In the first few days after surgery, doctors may also recommend that you limit certain activities that can put strain on your eye, especially bending or lifting. You should also avoid rubbing your eye, swimming under water, and wearing eye makeup.
If you experience pain, bleeding, or sudden loss of vision immediately after surgery, contact your ophthalmologist. It’s important to make sure that you do not have an infection that could damage your vision.
Although the majority of people regain full vision after cataract surgery, some may still have difficulty seeing clearly.

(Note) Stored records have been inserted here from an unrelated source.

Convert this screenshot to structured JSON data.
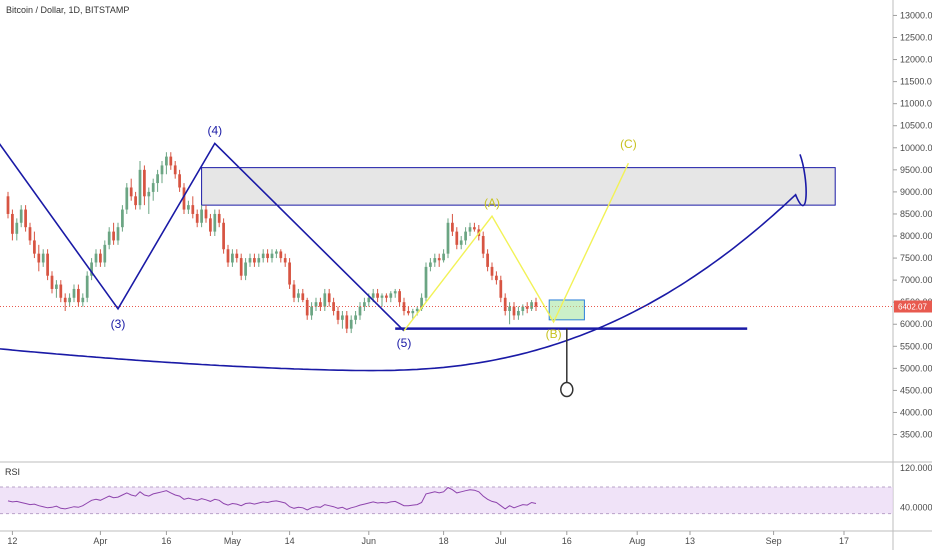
{
  "chart_data": {
    "type": "candlestick",
    "title": "Bitcoin / Dollar, 1D, BITSTAMP",
    "symbol": "Bitcoin / Dollar",
    "interval": "1D",
    "exchange": "BITSTAMP",
    "last_price": "6402.07",
    "last_price_value": 6402.07,
    "y_axis": {
      "ylim": [
        2900,
        13350
      ],
      "ticks": [
        13000,
        12500,
        12000,
        11500,
        11000,
        10500,
        10000,
        9500,
        9000,
        8500,
        8000,
        7500,
        7000,
        6500,
        6000,
        5500,
        5000,
        4500,
        4000,
        3500
      ],
      "tick_labels": [
        "13000.00",
        "12500.00",
        "12000.00",
        "11500.00",
        "11000.00",
        "10500.00",
        "10000.00",
        "9500.00",
        "9000.00",
        "8500.00",
        "8000.00",
        "7500.00",
        "7000.00",
        "6500.00",
        "6000.00",
        "5500.00",
        "5000.00",
        "4500.00",
        "4000.00",
        "3500.00"
      ]
    },
    "x_axis": {
      "start_day": 0,
      "end_day": 185,
      "ticks": [
        {
          "label": "12",
          "day": 1
        },
        {
          "label": "Apr",
          "day": 21
        },
        {
          "label": "16",
          "day": 36
        },
        {
          "label": "May",
          "day": 51
        },
        {
          "label": "14",
          "day": 64
        },
        {
          "label": "Jun",
          "day": 82
        },
        {
          "label": "18",
          "day": 99
        },
        {
          "label": "Jul",
          "day": 112
        },
        {
          "label": "16",
          "day": 127
        },
        {
          "label": "Aug",
          "day": 143
        },
        {
          "label": "13",
          "day": 155
        },
        {
          "label": "Sep",
          "day": 174
        },
        {
          "label": "17",
          "day": 190
        }
      ]
    },
    "candles": [
      [
        8900,
        9000,
        8400,
        8500
      ],
      [
        8500,
        8600,
        7900,
        8050
      ],
      [
        8050,
        8400,
        7900,
        8300
      ],
      [
        8300,
        8700,
        8200,
        8600
      ],
      [
        8600,
        8700,
        8100,
        8200
      ],
      [
        8200,
        8300,
        7800,
        7900
      ],
      [
        7900,
        8100,
        7500,
        7600
      ],
      [
        7600,
        7800,
        7200,
        7400
      ],
      [
        7400,
        7700,
        7300,
        7600
      ],
      [
        7600,
        7700,
        7000,
        7100
      ],
      [
        7100,
        7200,
        6700,
        6800
      ],
      [
        6800,
        7000,
        6600,
        6900
      ],
      [
        6900,
        7000,
        6500,
        6600
      ],
      [
        6600,
        6700,
        6300,
        6500
      ],
      [
        6500,
        6700,
        6400,
        6600
      ],
      [
        6600,
        6900,
        6500,
        6800
      ],
      [
        6800,
        6900,
        6400,
        6500
      ],
      [
        6500,
        6700,
        6400,
        6600
      ],
      [
        6600,
        7200,
        6500,
        7100
      ],
      [
        7100,
        7500,
        7000,
        7400
      ],
      [
        7400,
        7700,
        7300,
        7600
      ],
      [
        7600,
        7700,
        7300,
        7400
      ],
      [
        7400,
        7900,
        7300,
        7800
      ],
      [
        7800,
        8200,
        7700,
        8100
      ],
      [
        8100,
        8300,
        7800,
        7900
      ],
      [
        7900,
        8300,
        7800,
        8200
      ],
      [
        8200,
        8700,
        8100,
        8600
      ],
      [
        8600,
        9200,
        8500,
        9100
      ],
      [
        9100,
        9300,
        8800,
        8900
      ],
      [
        8900,
        9000,
        8600,
        8700
      ],
      [
        8700,
        9700,
        8600,
        9500
      ],
      [
        9500,
        9600,
        8700,
        8900
      ],
      [
        8900,
        9100,
        8500,
        9000
      ],
      [
        9000,
        9300,
        8800,
        9200
      ],
      [
        9200,
        9500,
        9000,
        9400
      ],
      [
        9400,
        9700,
        9200,
        9600
      ],
      [
        9600,
        9900,
        9400,
        9800
      ],
      [
        9800,
        9900,
        9500,
        9600
      ],
      [
        9600,
        9700,
        9300,
        9400
      ],
      [
        9400,
        9500,
        9000,
        9100
      ],
      [
        9100,
        9200,
        8500,
        8600
      ],
      [
        8600,
        8800,
        8500,
        8700
      ],
      [
        8700,
        8900,
        8400,
        8500
      ],
      [
        8500,
        8600,
        8200,
        8300
      ],
      [
        8300,
        8700,
        8200,
        8600
      ],
      [
        8600,
        8700,
        8300,
        8400
      ],
      [
        8400,
        8500,
        8000,
        8100
      ],
      [
        8100,
        8600,
        8000,
        8500
      ],
      [
        8500,
        8600,
        8200,
        8300
      ],
      [
        8300,
        8400,
        7600,
        7700
      ],
      [
        7700,
        7800,
        7300,
        7400
      ],
      [
        7400,
        7700,
        7300,
        7600
      ],
      [
        7600,
        7700,
        7400,
        7500
      ],
      [
        7500,
        7600,
        7000,
        7100
      ],
      [
        7100,
        7500,
        7000,
        7400
      ],
      [
        7400,
        7600,
        7300,
        7500
      ],
      [
        7500,
        7600,
        7300,
        7400
      ],
      [
        7400,
        7600,
        7300,
        7500
      ],
      [
        7500,
        7700,
        7400,
        7600
      ],
      [
        7600,
        7700,
        7400,
        7500
      ],
      [
        7500,
        7700,
        7400,
        7600
      ],
      [
        7600,
        7700,
        7500,
        7650
      ],
      [
        7650,
        7700,
        7400,
        7500
      ],
      [
        7500,
        7600,
        7300,
        7400
      ],
      [
        7400,
        7500,
        6800,
        6900
      ],
      [
        6900,
        7000,
        6500,
        6600
      ],
      [
        6600,
        6800,
        6500,
        6700
      ],
      [
        6700,
        6800,
        6500,
        6550
      ],
      [
        6550,
        6600,
        6100,
        6200
      ],
      [
        6200,
        6500,
        6100,
        6400
      ],
      [
        6400,
        6600,
        6300,
        6500
      ],
      [
        6500,
        6600,
        6300,
        6400
      ],
      [
        6400,
        6800,
        6300,
        6700
      ],
      [
        6700,
        6800,
        6400,
        6500
      ],
      [
        6500,
        6600,
        6200,
        6300
      ],
      [
        6300,
        6400,
        6000,
        6100
      ],
      [
        6100,
        6300,
        5900,
        6200
      ],
      [
        6200,
        6300,
        5800,
        5900
      ],
      [
        5900,
        6200,
        5800,
        6100
      ],
      [
        6100,
        6300,
        6000,
        6200
      ],
      [
        6200,
        6500,
        6100,
        6400
      ],
      [
        6400,
        6600,
        6300,
        6500
      ],
      [
        6500,
        6700,
        6400,
        6600
      ],
      [
        6600,
        6800,
        6500,
        6700
      ],
      [
        6700,
        6800,
        6500,
        6600
      ],
      [
        6600,
        6700,
        6400,
        6650
      ],
      [
        6650,
        6700,
        6500,
        6600
      ],
      [
        6600,
        6750,
        6500,
        6700
      ],
      [
        6700,
        6800,
        6600,
        6750
      ],
      [
        6750,
        6800,
        6400,
        6500
      ],
      [
        6500,
        6600,
        6200,
        6300
      ],
      [
        6300,
        6400,
        6200,
        6250
      ],
      [
        6250,
        6350,
        6100,
        6300
      ],
      [
        6300,
        6400,
        6200,
        6350
      ],
      [
        6350,
        6700,
        6300,
        6600
      ],
      [
        6600,
        7400,
        6500,
        7300
      ],
      [
        7300,
        7500,
        7200,
        7400
      ],
      [
        7400,
        7600,
        7300,
        7500
      ],
      [
        7500,
        7600,
        7300,
        7450
      ],
      [
        7450,
        7700,
        7400,
        7600
      ],
      [
        7600,
        8400,
        7500,
        8300
      ],
      [
        8300,
        8500,
        8000,
        8100
      ],
      [
        8100,
        8200,
        7700,
        7800
      ],
      [
        7800,
        8000,
        7700,
        7900
      ],
      [
        7900,
        8200,
        7800,
        8100
      ],
      [
        8100,
        8300,
        8000,
        8200
      ],
      [
        8200,
        8300,
        8100,
        8150
      ],
      [
        8150,
        8250,
        7900,
        8000
      ],
      [
        8000,
        8100,
        7500,
        7600
      ],
      [
        7600,
        7700,
        7200,
        7300
      ],
      [
        7300,
        7400,
        7000,
        7100
      ],
      [
        7100,
        7200,
        6900,
        7000
      ],
      [
        7000,
        7100,
        6500,
        6600
      ],
      [
        6600,
        6700,
        6200,
        6300
      ],
      [
        6300,
        6500,
        6000,
        6400
      ],
      [
        6400,
        6500,
        6100,
        6200
      ],
      [
        6200,
        6400,
        6100,
        6300
      ],
      [
        6300,
        6450,
        6200,
        6400
      ],
      [
        6400,
        6500,
        6250,
        6350
      ],
      [
        6350,
        6550,
        6300,
        6500
      ],
      [
        6500,
        6600,
        6300,
        6400
      ]
    ],
    "rsi": {
      "label": "RSI",
      "ylim": [
        0,
        120
      ],
      "band": [
        30,
        70
      ],
      "tick_labels": [
        "120.0000",
        "40.0000"
      ],
      "tick_values": [
        120,
        40
      ],
      "values": [
        49,
        47,
        48,
        46,
        44,
        42,
        43,
        40,
        38,
        36,
        37,
        39,
        35,
        34,
        36,
        38,
        37,
        40,
        45,
        50,
        52,
        50,
        54,
        58,
        55,
        56,
        60,
        64,
        60,
        58,
        66,
        60,
        58,
        62,
        64,
        66,
        68,
        64,
        60,
        58,
        52,
        54,
        52,
        50,
        53,
        51,
        48,
        52,
        50,
        44,
        41,
        44,
        43,
        40,
        44,
        45,
        43,
        45,
        47,
        46,
        48,
        49,
        47,
        45,
        38,
        35,
        37,
        36,
        32,
        36,
        38,
        37,
        42,
        40,
        38,
        35,
        37,
        33,
        36,
        38,
        41,
        43,
        45,
        47,
        45,
        46,
        45,
        47,
        48,
        44,
        40,
        40,
        41,
        42,
        46,
        62,
        64,
        66,
        64,
        66,
        74,
        70,
        64,
        66,
        68,
        70,
        69,
        66,
        58,
        52,
        48,
        46,
        40,
        34,
        40,
        36,
        39,
        42,
        41,
        46,
        44
      ]
    },
    "annotations": {
      "waves": [
        {
          "label": "(3)",
          "day": 25,
          "price": 6300
        },
        {
          "label": "(4)",
          "day": 47,
          "price": 10050
        },
        {
          "label": "(5)",
          "day": 90,
          "price": 5850
        },
        {
          "label": "(A)",
          "day": 110,
          "price": 8450
        },
        {
          "label": "(B)",
          "day": 124,
          "price": 6000
        },
        {
          "label": "(C)",
          "day": 141,
          "price": 9750
        }
      ],
      "resistance_zone": [
        8700,
        9550
      ],
      "support_level": 5900,
      "target_box": [
        6100,
        6550
      ]
    },
    "colors": {
      "bull": "#6ba583",
      "bear": "#d75442",
      "impulse": "#1a1aa6",
      "correction": "#f2f257",
      "correction_label": "#c7c220",
      "price_line": "#e85a4f",
      "rsi_line": "#8e44ad",
      "rsi_band": "#ead7f5"
    }
  }
}
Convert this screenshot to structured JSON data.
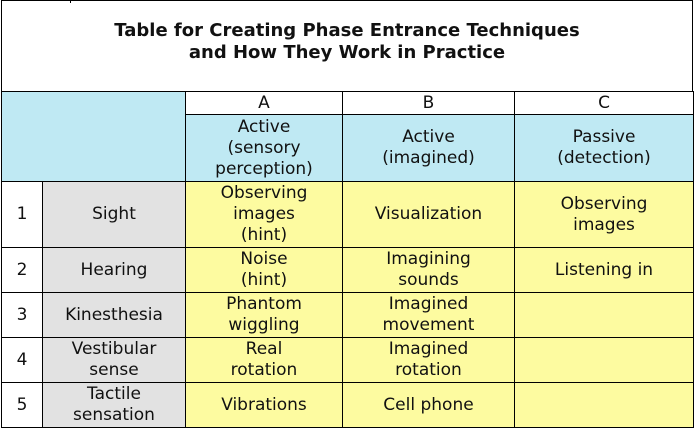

If a cataract is severe and has been present in the eye for a long time, or if a condition such as glaucoma or diabetes complicates healing, it may be difficult to completely restore vision with surgery. Your NYU Langone doctor may recommend visual rehabilitation to help you adapt your daily routine accordingly.
If cataract surgery does not fully correct vision loss, it’s natural to feel frustrated or nervous about living with compromised vision. At NYU Langone’s Rusk Rehabilitation, our occupational therapists and physiatrists work with our eye doctors to help make everyday activities—such as reading, writing, cooking, shopping, and moving around your community—easier.
If your vision loss cannot be fully corrected with cataract surgery, visual rehabilitation specialists can help you to obtain and learn to use adaptive technologies such as screen readers that enlarge the size of a digital screen to make reading easier; large-button keyboards for easier typing; and “text-to-speech” software that allows you to listen to rather than read something.
Other adaptive devices include hand-held magnifiers or those that are worn on your head. These can enlarge images from the television, for instance, or enhance your vision at a sporting event. Telescopic devices worn over your glasses can magnify objects in front of you. Special eyeglasses equipped with prisms can increase your side vision and help you to avoid obstacles.
NYU Langone clinicians are committed to helping you preserve your vision. Your doctor is available to answer any questions you may have after surgery and to provide necessary follow-up care as you resume your daily activities.